Plenty of senators in recent years called it quits when they were in their mid to late 70s. Not Bill Nelson as all signs indicate he will run for a fourth term in 2018. Nelson signaled once again at the end of August that he will run for a fourth term. In 2018, Nelson will be 76 but he shows no signs of slowing down.
Republicans think they have a good shot at taking Nelson on and Rick Scott seems raring to go. Tom Rooney has also thrown his name into the mix but he is also starting to get some notice as a possible attorney general candidate in 2018. Rooney has his strengths, to be sure, but Scott is far better known, can obviously finance another campaign if he wants, and most Republicans like the governor. Scott’s approval stands in the low- to mid-70s with Republicans and that, along with the money chase, should make Rooney think twice about taking on the governor in the primary.
Nelson, though, is not an easy target. Republicans had a good shot in 2012 at taking Nelson out but he wiped the floor with Connie Mack. Off-year elections generally help Republicans in Florida but there are plenty of voters, especially in the northern and rural parts of the state, who will split the tickets, voting Republican for most offices while still casting ballots for Nelson in the Senate race.

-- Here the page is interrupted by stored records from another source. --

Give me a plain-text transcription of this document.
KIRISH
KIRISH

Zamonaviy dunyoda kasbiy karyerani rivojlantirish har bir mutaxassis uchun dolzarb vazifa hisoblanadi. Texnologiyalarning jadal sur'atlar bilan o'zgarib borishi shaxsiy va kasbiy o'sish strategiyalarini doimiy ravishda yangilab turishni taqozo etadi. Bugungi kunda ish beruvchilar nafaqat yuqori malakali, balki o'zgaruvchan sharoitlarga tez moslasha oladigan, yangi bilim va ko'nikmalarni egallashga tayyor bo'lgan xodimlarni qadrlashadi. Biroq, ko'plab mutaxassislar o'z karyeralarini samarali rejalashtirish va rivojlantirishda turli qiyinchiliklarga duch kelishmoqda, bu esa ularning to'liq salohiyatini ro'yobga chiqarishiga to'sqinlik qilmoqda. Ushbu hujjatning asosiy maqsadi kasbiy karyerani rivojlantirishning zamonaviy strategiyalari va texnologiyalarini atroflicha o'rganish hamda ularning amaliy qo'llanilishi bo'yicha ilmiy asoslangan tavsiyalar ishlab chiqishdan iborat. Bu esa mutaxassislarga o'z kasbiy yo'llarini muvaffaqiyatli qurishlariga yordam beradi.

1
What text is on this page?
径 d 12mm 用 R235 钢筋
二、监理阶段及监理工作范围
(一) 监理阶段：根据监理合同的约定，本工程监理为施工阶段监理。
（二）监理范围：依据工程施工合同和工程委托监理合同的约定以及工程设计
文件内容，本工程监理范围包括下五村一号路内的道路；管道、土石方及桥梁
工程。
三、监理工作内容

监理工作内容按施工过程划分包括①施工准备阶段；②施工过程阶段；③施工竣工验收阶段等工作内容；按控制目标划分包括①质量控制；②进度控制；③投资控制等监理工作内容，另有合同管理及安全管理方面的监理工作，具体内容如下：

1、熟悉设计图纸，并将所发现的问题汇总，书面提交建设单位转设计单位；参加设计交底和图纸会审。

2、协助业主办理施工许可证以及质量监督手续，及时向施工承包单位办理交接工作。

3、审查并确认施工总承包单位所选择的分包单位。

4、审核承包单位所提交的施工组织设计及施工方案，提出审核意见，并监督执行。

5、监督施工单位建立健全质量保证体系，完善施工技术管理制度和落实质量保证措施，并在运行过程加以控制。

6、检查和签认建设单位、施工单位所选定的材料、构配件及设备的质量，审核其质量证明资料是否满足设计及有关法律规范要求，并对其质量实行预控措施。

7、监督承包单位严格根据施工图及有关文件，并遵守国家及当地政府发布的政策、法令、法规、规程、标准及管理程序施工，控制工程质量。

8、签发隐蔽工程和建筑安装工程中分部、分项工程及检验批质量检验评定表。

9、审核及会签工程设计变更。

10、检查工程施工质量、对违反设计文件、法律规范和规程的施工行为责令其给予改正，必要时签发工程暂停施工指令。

Still, Nelson has to reintroduce himself to plenty of voters. This seems to happen every six years. Nelson has been a political force in Florida for decades but he keeps such a low profile in Washington that a large segment -- often between a quarter to a third -- of voters aren’t sure what they think about him.
In the meantime, Nelson can be a reliable vote for the Democrats in the Senate. That was clear when he lined up behind Barack Obama’s agreement with Iran. Nelson hopes voters will forget all about it in three years, much like they did his vote in support of Obamacare.
Nelson is lucky in one respect: he’s never the main story in Florida politics. Nelson’s race against Bill McCollum was something of an afterthought to Bush vs. Gore. Six years later, Nelson was expected to blow out Katherine Harris while all eyes were on the gubernatorial race. In 2012, after Mack struggled, Nelson stayed out of the spotlight while everyone wondered if Florida would go for Obama again or break for Mitt Romney.
Once again, Nelson could get lucky in 2018. Scott’s term-limited and plenty of politicians are looking at becoming governor. More eyes will be there than on the Senate race even if Nelson takes on Scott in a clash of the titans.
Tallahassee political writer Jeff Henderson wrote this analysis piece exclusively for Sunshine State News.